I always envisioned that the moment we crossed paths again would be a day of reckoning.

Yet, I was puffy-eyed and snot-nosed, just how I was the last time he’d seen me.

"You good?” he asked, assessing my mood and snapping me out of my twisted fantasy at the same time.

“Me? Yeah, I’m good.”

“Yeah? Life treatin’ you good?”

“Yeah. You?”

“Same. It’s crazy running into you here. What are you doin’ out in Miami?”

“Work conference,” I answered, keeping my responses short.

“Oh, cool.”

“And what about you? You’re a little far from Tallahassee, right?”

“I am. We made the move out here a couple months ago.”

I dipped my head in a quick nod while driving my eyes past him. “Cool. Listen, it was nice seeing—”

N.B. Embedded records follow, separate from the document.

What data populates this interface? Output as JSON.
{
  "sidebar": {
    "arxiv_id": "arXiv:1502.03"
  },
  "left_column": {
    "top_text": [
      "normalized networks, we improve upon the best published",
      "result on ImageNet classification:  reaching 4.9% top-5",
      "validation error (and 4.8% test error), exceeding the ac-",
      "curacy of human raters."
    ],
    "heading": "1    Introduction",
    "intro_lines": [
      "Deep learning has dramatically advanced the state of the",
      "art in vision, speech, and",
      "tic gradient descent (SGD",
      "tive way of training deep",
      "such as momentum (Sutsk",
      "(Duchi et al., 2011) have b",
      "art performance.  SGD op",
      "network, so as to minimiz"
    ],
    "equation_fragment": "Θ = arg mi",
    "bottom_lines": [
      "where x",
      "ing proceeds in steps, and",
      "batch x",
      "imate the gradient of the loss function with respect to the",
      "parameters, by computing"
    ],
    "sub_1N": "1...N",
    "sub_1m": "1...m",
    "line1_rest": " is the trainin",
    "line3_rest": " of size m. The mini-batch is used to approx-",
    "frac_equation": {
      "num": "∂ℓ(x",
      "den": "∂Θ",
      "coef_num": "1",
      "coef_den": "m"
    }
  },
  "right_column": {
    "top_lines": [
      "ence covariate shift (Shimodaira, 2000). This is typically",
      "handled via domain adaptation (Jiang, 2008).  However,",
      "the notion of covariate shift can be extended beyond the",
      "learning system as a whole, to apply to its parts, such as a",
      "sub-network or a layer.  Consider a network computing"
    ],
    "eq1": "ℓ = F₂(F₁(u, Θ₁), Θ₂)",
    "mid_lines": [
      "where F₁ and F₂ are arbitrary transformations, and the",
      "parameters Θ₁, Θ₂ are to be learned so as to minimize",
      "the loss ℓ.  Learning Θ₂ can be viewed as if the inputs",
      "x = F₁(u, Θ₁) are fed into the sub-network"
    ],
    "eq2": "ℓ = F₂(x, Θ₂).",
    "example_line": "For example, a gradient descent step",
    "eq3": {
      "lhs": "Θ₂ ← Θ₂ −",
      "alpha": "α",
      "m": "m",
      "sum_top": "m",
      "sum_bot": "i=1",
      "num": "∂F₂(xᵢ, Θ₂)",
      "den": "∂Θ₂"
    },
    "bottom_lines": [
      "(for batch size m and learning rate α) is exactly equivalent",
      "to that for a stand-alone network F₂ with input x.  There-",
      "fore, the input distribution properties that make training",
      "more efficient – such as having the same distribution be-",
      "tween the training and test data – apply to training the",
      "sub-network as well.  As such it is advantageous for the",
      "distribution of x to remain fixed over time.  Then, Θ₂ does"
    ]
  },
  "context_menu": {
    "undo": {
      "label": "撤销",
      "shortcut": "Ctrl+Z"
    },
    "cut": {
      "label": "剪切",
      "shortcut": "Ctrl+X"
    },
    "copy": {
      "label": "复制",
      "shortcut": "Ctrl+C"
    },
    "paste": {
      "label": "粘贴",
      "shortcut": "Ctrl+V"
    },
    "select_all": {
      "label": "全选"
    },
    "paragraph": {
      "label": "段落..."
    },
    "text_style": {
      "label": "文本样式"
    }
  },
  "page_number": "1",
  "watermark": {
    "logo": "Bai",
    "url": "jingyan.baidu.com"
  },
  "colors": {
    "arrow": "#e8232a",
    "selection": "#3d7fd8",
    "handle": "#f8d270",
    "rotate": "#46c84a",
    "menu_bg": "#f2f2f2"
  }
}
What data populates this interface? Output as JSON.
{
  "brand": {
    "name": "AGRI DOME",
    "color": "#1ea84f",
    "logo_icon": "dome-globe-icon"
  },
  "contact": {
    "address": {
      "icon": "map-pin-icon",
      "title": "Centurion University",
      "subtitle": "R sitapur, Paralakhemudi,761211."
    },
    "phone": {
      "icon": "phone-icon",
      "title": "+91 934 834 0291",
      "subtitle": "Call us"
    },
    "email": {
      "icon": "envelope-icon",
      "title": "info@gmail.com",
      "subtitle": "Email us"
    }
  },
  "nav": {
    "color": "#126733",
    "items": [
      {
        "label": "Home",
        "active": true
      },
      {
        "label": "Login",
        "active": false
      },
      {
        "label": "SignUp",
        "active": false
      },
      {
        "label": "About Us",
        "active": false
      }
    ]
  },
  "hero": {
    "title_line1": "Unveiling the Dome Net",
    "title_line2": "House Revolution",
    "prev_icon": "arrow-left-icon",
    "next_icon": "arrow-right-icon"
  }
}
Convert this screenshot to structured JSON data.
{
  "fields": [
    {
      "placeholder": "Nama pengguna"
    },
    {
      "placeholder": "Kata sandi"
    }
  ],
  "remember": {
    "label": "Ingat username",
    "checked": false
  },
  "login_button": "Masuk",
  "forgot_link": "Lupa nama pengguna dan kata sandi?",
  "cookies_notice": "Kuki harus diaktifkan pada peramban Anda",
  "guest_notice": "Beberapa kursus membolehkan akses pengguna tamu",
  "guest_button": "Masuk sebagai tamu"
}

“Cass, wait. I didn’t expect to see you again, let alone today. I told myself that if I ever did cross paths with you again, I’d tell you to your face that I’m sorry for how I handled everything. I don’t regret my son, but you never deserved to be tangled up in any of that.”

I couldn’t deal with everyone who had a place in my heart, whether past or present, using me as their emotional sounding board.

My emotions were already running high after finding out about my mother’s diagnosis, and a part of me fought to respond with something toxic, but I refrained from saying anything that would keep us in each other’s presence longer than need be.

“Listen Omar, I—”

He interjected before I could finish, “And I know that shit just probably made everything awkward, but I had to get it off my chest.”

I shook my head. “This entire conversation is awkward, Omar. It’s fine. It’s been months. We’ve both moved on,” I said, stating fact over fiction.

No sooner than the words fell off my lips, his phone lit up, showcasing a family photo of the three of them and she had a ring on her finger.

It was then that I realized that Omar was more of a steppingstone to me than he was a stumble.

He’d come into my life for a season. Long enough for me to teach his ass a thing or two before he could go back to her and be the man she required, which wasn’t the man I needed.

Seeing him again only made me realize just how special Hendrix was.

For once, I was the project, and he was the fixer.

“I’m glad it all worked out for you, really…” I told him.

“Yeah, same for you and that ball player,” he mentioned.

Although he hadn’t mentioned Hendrix by name, my antennas went up. “How’d you even know anything about that? I thought you weren’t into the blogs and celeb gossip.”

“I’m not. Malaya, she saw and mentioned it.”

“Mentioned it, huh?” I asked. I would’ve like to have been a fly on the wall for that conversation, I thought to myself.

“Yeah, and I mean to be honest, I was like damn, she traded up from a nigga like me. I knew you deserved better than me, Cass. We both did. That ain’t no secret.”

Correct, I thought.

“I ain’t have my shit together when you met me, and I wasn’t ready for someone like you.”

Also correct, I thought.

He licked his pink lips before speaking up again. “He keepin’ you happy, right?”

My eyes brightened with relief when I looked past him to see my driver in the gray Toyota Corolla pulling up in the nick of time. I was not about to talk to my old nigga about my new, old nigga.

“My Uber is here, so I gotta go. Take care of yourself,” I said before slipping into the backseat of the sedan and pulling off.